Eine Inhaltsangabe von Saša Stanišićs Roman „Vor dem Fest“ fällt schwer, denn einen „Plot“ gibt es einfach nicht, nicht einmal das, was man so üblicherweise „Handlung“ nennt. Nur Zeit und Ort stehen fest: Die Sommernacht vor dem jährlichen Dorffest, dem wichtigsten Ereignis in Fürstenfelde, dem gottverlassenen Nest in der Uckermark, in dem viele Alte und wenig Junge leben und dessen Hauptattraktion die beiden Seen mit ihren vielen Inseln sind, zu denen man mit der Fähre kommt. Nur schade, dass der Fährmann tot ist.

In dieser Nacht ist einiges in Bewegung. Frau Kranz zum Beispiel, die achtzigjährige Malerin, die seit Jahrzehnten alles und jeden im Dorf malt und ihren Werken sprechende Titel gibt, etwa „Der Neonazi schläft.“ Denn natürlich gibt es hier auch Neonazis, und zwar genau anderthalb: „Rico eben und seine Freundin Luise. Luise ist ein Halbnazi, weil sie den ganzen Scheiß nur Rico zuliebe macht”, wie Johann erklärt, einer der wenigen Jugendlichen, die es im Dorf noch gibt. Frau Kranz also, die übrigens nachtblind ist, stellt in dieser Nacht ihre Staffelei im See auf und sich – im Abendkleid – gleich mit hinein, um ihn endlich mal im Dunkeln zu malen. In Bewegung ist auch das Dorfarchiv geraten, dessen Kellertür plötzlich offensteht, eben jene Tür, die Frau Schwermuth vom Heimatmuseum wegen der historischen Schätze, die darin – angeblich? – verborgen sind, stets fest verschlossen hält und eifersüchtig bewacht. Und Herr Schramm, der ehemalige NVA-Offizier, fährt im Auto durch die Nacht und denkt mal wieder über Selbstmord nach, will aber keinesfalls als Leiche mit dem Kopf auf dem Lenkrad gefunden werden, wie das so oft im „Tatort“ vorkommt. Immer wieder schnürt auch eine Füchsin durchs Dorf, auf der Suche nach Eiern für ihre ständig hungrigen Jungen.

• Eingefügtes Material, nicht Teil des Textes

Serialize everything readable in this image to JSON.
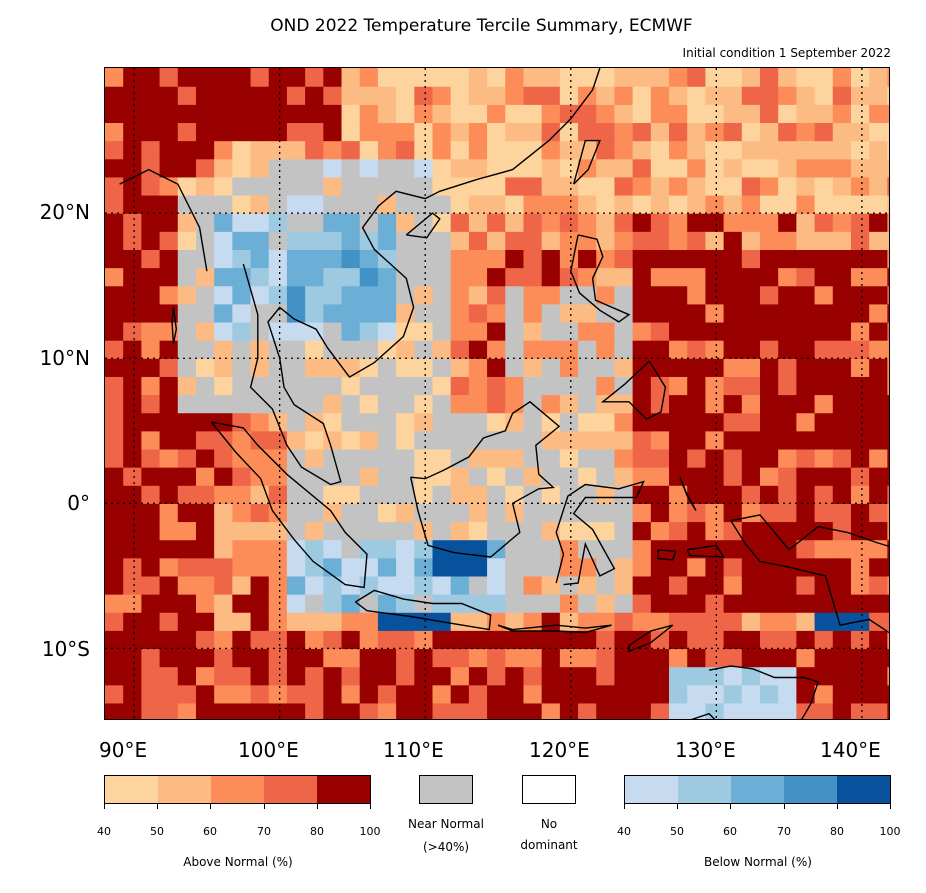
{
  "title": "OND 2022 Temperature Tercile Summary, ECMWF",
  "subtitle": "Initial condition 1 September 2022",
  "map": {
    "lat_labels": [
      "20°N",
      "10°N",
      "0°",
      "10°S"
    ],
    "lon_labels": [
      "90°E",
      "100°E",
      "110°E",
      "120°E",
      "130°E",
      "140°E"
    ],
    "lon_range": [
      88,
      142
    ],
    "lat_range": [
      -15,
      30
    ],
    "grid": "dotted"
  },
  "legend": {
    "above": {
      "label": "Above Normal (%)",
      "ticks": [
        "40",
        "50",
        "60",
        "70",
        "80",
        "100"
      ],
      "colors": [
        "#fdd49e",
        "#fdbb84",
        "#fc8d59",
        "#ef6548",
        "#990000"
      ]
    },
    "near_normal": {
      "label_1": "Near Normal",
      "label_2": "(>40%)",
      "color": "#c3c3c3"
    },
    "no_dominant": {
      "label_1": "No",
      "label_2": "dominant",
      "color": "#ffffff"
    },
    "below": {
      "label": "Below Normal (%)",
      "ticks": [
        "40",
        "50",
        "60",
        "70",
        "80",
        "100"
      ],
      "colors": [
        "#c6dbef",
        "#9ecae1",
        "#6baed6",
        "#4292c6",
        "#08519c"
      ]
    }
  }
}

Man könnte endlos weitererzählen von dem, was sich in dieser Nacht in diesem Dorf noch so alles bewegt, all die wahnwitzig komischen und todtraurigen Geschichten und Anekdoten wiedergeben, von denen dieser Roman prallvoll ist – ohne dem Buch damit auch nur ansatzweise gerecht zu werden. Denn in „Vor dem Fest“ erzählt das Dorf sich und seine Geschichte quasi selbst, ein kollektives „Wir“, bestehend aus unverwechselbaren Individuen. Vor allem aber ist „Vor dem Fest“ ein ungeheuer musikalisches Buch, mit einem durchgehenden, mitreißenden Rhythmus. Wie in einem Oratorium entsteht aus Chorstücken, Arien und Rezitativen ein harmonisches Ganzes, gleichzeitig luftig-leicht und erdverbunden, eher Händel als Bach, um im Bild zu bleiben. Stanišić ist eine meisterhafte Komposition aus ganz unterschiedlichen Sprachebenen – von Originalquellen aus dem 15. Jahrhundert bis zu heutiger Jugendsprache und Rap – und stilistischen Elementen – von Sagen und Legenden bis zum heutigen Fernsehprogramm – gelungen, die das Buch zum Kunstwerk und die Lektüre zum ungetrübten Genuss macht. Und nur ganz am Ende habe ich etwas vermisst: die vier kleinen Wörter da capo al fine.